Все ели в молчании, а потом пили чай с шоколадными конфетами, которые, по словам Берроуза, прислала ему Мадонна.
В свою чашку Берроуз положил сразу три ложки сахара, а потом подумал и ещё одну добавил.
Напившись чаю, Берроуз спросил, ни к кому в отдельности не обращаясь:
– Как вы полагаете, существует ли разрыв между материальным и спиритуальным мирами?
Томас ответил:
– Существуют одни разрывы.
Берроуз посмотрел на него грозно и рявкнул:
– Значит, когда я умру, то уже не смогу писать книги?
Томас спросил:
– Pardon me?
Берроуз расхохотался:
– Я хочу хоть раз написать книгу, которая не будет книгой. Настоящая книга – это отсутствие книги. Производство, которое ничего не производит, кроме отсутствия производства. Маркировка, которая стирает маркировку.

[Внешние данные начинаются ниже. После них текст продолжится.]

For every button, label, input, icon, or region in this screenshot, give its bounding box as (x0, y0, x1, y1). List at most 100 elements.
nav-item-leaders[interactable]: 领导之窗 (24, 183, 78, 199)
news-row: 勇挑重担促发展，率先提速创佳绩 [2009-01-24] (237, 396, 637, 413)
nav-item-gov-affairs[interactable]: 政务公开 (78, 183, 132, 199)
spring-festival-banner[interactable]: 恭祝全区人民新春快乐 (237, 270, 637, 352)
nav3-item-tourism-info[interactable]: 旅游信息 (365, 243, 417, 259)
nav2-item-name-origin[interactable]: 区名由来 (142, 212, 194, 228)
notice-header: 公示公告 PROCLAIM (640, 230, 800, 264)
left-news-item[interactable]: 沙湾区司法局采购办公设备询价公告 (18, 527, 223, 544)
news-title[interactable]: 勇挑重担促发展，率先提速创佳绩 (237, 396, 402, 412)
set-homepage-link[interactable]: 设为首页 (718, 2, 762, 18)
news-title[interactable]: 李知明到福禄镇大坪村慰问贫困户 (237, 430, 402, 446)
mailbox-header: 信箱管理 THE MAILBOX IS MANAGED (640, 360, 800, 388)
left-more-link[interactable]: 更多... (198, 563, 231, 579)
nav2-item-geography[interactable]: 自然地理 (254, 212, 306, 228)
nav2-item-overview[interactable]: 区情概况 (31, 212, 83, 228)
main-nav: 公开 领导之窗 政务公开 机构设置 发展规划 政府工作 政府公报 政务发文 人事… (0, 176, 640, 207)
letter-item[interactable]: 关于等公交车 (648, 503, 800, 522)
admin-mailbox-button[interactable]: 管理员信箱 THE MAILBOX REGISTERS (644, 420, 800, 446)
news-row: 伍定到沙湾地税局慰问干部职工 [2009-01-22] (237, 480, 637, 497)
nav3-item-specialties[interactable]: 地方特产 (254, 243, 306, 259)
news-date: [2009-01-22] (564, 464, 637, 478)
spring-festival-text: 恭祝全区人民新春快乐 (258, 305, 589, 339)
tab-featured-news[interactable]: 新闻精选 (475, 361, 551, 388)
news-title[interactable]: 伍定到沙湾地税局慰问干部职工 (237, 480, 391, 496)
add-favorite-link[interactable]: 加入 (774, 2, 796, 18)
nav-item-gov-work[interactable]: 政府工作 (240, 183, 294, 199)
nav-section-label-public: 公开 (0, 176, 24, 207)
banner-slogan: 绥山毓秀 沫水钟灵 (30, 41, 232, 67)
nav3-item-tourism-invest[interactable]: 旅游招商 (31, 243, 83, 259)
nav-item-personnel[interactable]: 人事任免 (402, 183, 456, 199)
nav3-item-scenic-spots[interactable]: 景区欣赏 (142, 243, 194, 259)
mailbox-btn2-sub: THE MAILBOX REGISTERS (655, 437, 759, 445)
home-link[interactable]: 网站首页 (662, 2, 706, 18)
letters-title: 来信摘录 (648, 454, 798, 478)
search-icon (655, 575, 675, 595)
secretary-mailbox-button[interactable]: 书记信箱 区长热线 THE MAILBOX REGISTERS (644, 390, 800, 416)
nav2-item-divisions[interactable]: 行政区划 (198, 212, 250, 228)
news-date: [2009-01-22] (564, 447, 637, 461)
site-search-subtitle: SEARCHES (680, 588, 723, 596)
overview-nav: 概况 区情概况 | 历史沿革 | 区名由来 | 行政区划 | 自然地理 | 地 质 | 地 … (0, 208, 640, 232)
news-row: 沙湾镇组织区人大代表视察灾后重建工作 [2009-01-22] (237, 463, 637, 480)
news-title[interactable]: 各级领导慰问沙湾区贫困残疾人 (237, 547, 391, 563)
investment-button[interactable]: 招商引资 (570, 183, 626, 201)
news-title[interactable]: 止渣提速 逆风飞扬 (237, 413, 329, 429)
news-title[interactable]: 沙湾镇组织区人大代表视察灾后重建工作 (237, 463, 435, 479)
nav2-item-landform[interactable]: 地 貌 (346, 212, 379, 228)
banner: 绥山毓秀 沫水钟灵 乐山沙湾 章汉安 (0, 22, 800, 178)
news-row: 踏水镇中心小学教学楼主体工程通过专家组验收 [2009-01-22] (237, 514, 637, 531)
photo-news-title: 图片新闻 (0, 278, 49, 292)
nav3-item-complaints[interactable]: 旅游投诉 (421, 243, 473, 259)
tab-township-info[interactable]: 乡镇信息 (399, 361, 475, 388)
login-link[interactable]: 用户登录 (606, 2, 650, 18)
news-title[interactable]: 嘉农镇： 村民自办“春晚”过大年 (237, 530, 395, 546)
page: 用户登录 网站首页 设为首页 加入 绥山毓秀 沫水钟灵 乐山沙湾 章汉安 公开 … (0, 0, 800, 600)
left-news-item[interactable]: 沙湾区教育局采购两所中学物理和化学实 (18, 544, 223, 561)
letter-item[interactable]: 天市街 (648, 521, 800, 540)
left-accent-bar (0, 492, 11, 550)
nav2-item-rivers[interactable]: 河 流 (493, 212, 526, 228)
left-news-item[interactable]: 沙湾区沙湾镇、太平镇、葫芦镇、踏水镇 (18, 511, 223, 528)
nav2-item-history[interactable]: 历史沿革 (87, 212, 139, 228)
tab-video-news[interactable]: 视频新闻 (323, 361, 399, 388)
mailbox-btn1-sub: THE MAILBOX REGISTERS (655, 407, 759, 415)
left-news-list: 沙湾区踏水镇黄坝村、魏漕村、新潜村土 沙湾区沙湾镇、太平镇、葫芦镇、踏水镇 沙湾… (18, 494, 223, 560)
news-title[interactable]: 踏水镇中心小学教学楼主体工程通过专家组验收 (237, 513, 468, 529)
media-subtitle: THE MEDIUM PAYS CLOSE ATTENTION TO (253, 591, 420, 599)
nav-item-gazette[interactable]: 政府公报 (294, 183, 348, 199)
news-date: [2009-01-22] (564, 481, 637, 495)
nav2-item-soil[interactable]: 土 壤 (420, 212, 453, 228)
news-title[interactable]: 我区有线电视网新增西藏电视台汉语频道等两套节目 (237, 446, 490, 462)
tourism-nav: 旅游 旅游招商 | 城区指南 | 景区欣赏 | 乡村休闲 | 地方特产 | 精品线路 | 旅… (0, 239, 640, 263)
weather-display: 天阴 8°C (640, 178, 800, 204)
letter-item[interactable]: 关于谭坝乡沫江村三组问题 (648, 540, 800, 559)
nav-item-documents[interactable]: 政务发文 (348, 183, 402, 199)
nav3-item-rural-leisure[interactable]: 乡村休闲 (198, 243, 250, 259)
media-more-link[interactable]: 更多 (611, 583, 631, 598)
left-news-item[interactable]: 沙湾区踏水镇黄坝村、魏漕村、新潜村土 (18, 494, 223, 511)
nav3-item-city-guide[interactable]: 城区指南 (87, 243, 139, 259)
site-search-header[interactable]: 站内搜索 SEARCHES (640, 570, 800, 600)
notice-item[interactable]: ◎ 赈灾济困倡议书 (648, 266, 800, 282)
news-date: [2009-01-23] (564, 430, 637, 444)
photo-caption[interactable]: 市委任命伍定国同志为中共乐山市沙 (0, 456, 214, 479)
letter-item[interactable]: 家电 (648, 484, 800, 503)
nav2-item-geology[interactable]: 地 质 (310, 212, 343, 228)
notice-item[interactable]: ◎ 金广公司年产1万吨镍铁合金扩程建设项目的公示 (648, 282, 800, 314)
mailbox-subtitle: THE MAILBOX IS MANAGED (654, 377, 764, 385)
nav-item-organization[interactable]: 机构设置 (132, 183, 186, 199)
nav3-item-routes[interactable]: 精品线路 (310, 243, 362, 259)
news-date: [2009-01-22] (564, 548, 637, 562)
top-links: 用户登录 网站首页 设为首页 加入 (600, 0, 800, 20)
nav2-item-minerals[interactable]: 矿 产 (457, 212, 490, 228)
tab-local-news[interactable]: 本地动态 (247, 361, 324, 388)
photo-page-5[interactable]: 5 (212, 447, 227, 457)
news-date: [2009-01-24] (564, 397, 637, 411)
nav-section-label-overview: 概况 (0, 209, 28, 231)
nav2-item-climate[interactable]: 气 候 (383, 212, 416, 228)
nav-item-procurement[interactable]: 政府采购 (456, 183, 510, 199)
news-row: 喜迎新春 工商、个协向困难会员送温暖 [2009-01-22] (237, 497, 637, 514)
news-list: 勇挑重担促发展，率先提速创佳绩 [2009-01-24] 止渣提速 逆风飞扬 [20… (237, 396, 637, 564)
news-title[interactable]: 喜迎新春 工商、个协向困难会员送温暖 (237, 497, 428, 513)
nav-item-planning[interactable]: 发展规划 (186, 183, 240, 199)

Он сидел нахохлившись, а потом крикнул:
– Человек должен постоянно меняться, чтобы оставаться самим собой! Понимаешь?!
– Понимаю, – умиротворяюще сказал Томас.
– А ты хитрый. Но не слишком, – хмыкнул Берроуз. – Буддисты знали, что никакого субъекта не существует. Всё это иллюзия, морок. Даже книги.
Потом он обратился ко мне:
– Ты думаешь, мёртвые смехотворны? Или живые куда более смехотворны?
Я сказал:
– И те и другие.
Берроуз расхохотался и погрозил мне пальцем:
– Все американцы имеют одинаковый цвет крови. Даже индейцы. А как насчёт русских?
После чая он сказал:
– Нужно помыть посуду. Это самое философское занятие на свете.
Я сказал, что помою.
Берроуз это одобрил:
– У тебя есть шанс стать философом, русский.
18
Грауэрхольц скрутил папироску с марихуаной и дал Берроузу затянуться.
Потом затянулся Грауэрхольц, потом я, потом Томас.
Наступила тишина, нарушаемая гудением холодильника на кухне.
Берроуз прервал молчанку:
– Человеческий зверинец, бля буду. Настоящий human zoo. Всюду клетки. В Бирме время заморожено, как в Северной Корее. Так было и в Албании, и в Восточном Берлине. А теперь время побежало – повсюду. Как белка в колесе, а колесо – тоже в клетке. Как это там в «Алисе в Стране чудес», Джеймс? Алиса спрашивает Кролика: «How long is forever?» А Кролик отвечает: «Sometimes it’s just one second». Ха. Обосраться можно. Раньше я говорил: как можно жить вот так, суки? Но сейчас вопрос стоит иначе: как можно подыхать вот так, идиоты?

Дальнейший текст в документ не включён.